GSM Weight Guide: Choosing the Right Fabric Weight
How to choose GSM for a tee, sweatshirt or outerwear — and how weight affects hand, opacity and durability.
GSM (grams per square metre) is the weight of one square metre of fabric and the basic measure of how light or heavy it is. At the same structure and yarn, a higher GSM means a thicker, more opaque and usually more durable fabric. But GSM alone does not equal quality; yarn count (denier), knit structure and density also shape the hand together.
What weight affects
- Hand: low GSM feels light/fluid, high GSM full/structured.

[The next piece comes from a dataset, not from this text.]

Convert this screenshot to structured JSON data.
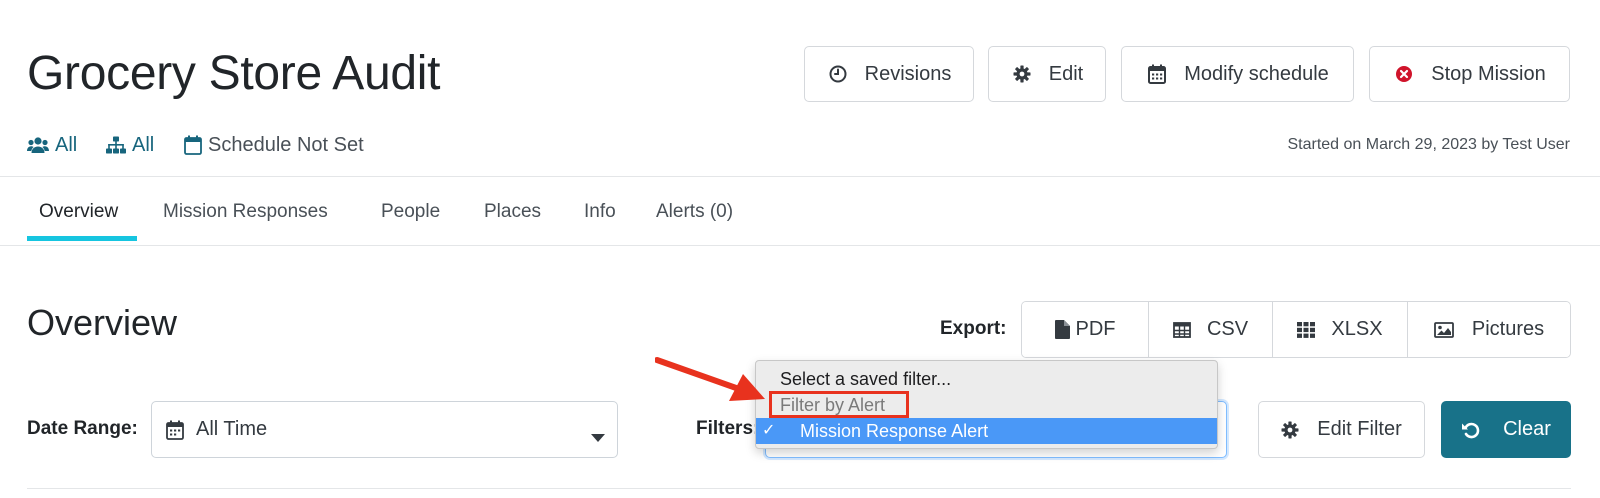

- Opacity: low GSM can be see-through; in light colours and white, underlayers may show.
- Durability: heavier fabric is generally more resistant to abrasion and laundering.
- Warmth: high GSM is more insulating/warm; low GSM is cooler and more breathable.
- Cost and cutting yield: high GSM means more yarn and higher cost.
Tee (~120-180 g/m²)
Lightweight performance and everyday tees usually sit in this range. The low end (120-150) is very light, cool and fluid but carries see-through and durability risk due to thinness. The upper end (160-180) gives a fuller-bodied, more opaque, longer-lasting, premium tee hand.
Sweatshirt / joggers (~250-350 g/m²)
Sweatshirts and hoodies use heavier structures, usually brushed-back fabric (fleece) or thick interlock. This range delivers warmth, a full drape and durability. Very high weights feel more premium but make a heavier product that dries more slowly.
Outerwear / structured pieces (~300 g/m² and up)
Jacket linings, scuba, heavy fleece and technical outer layers run at higher weights. Here the priority is insulation, shape retention and durability; the hand is built on structure and body rather than softness.
Tips for choosing GSM
First fix the product's end use and the hand you want, then pick the GSM range. Because the same GSM in a different yarn and structure can give very different fabrics, always confirm a target weight against a real sample, judging actual hand and opacity.